Die Kraft der Wörter
Selbst wenn es für eine Anfrage um Läuse geht. «Oft meint man etwas sei langweilig, aber da spricht nur die Stimme der Unwissenheit im Kopf. Ja, mich fasziniert fast alles, wenn ich mich damit einmal auseinandersetze.» Auch Blattläuse, Dämmstoffe oder Zahnfüllungen. Die Fäden, die Zumstein aus einem Thema spinnt, erklingen und umhüllen das Publikum mit einer Ambiance. Er spielt mit den Wörtern, bewörtert das Zusammenspiel, «Es braucht ein Wort, damit eine Vorstellung stattfindet. Wörter können den Horizont erweitern oder verengen», ist er sich sicher. Da der Horizont philosophisch betrachtet unendlich ist, öffnen sich auch in seinen Texten die Tiefgänge, Abgründe und Höhenflüge einer Szenerie bis in die Individualität jeder Zuhörerin oder jedes Zuhörers.

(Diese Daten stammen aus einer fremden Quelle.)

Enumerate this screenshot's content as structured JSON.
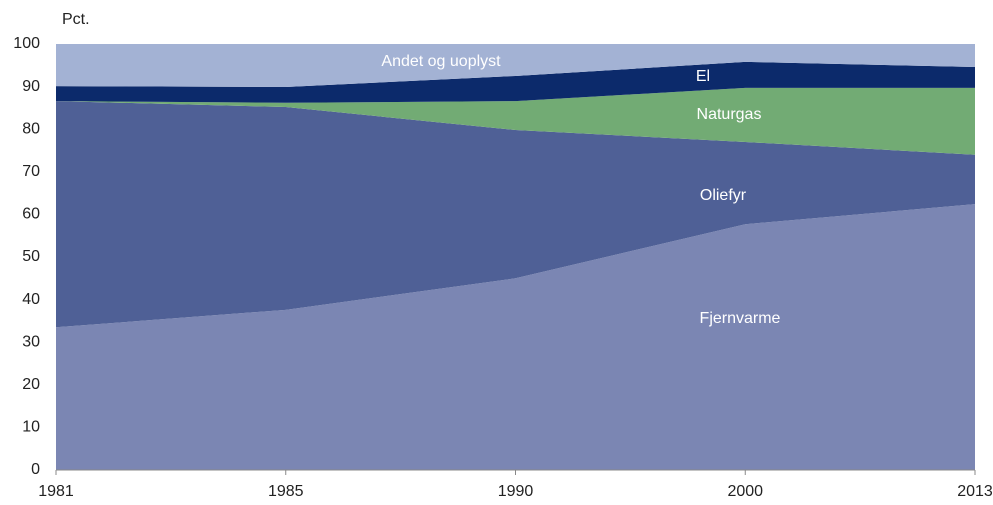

Je mehr er mit der Sprache spielt, desto mehr Fäden er verbindet, desto faszinierender seine Aussagen. Etwa, wenn er sich alter Sprichwörter bedient, deren Klang beibehält, den Inhalt jedoch neu bestückt. «Dr Johann Sebastian isch nid ganz bache gsi.»
Remo Zumstein, der redende Denker und denkende Redner. Ohne dass er es will, werden seine Texte zum Beleg dafür, dass die Welt von heute Poetry Slam zwar noch als Kleinkunst einstuft und die Literatur als hohe Kunst. In der Welt von morgen aber könnten Poetry-Slam-Texte zur Literatur avancieren. Remo Zumstein als Goethe der Zukunft? Oder ist er ein bisschen Franz Hohler? Nichts überstürzen, schliesslich soll man ja «öpper nid mit ihre vergliiche», respektive Äpfel mit Birnen oder Zumstein mit Schiller.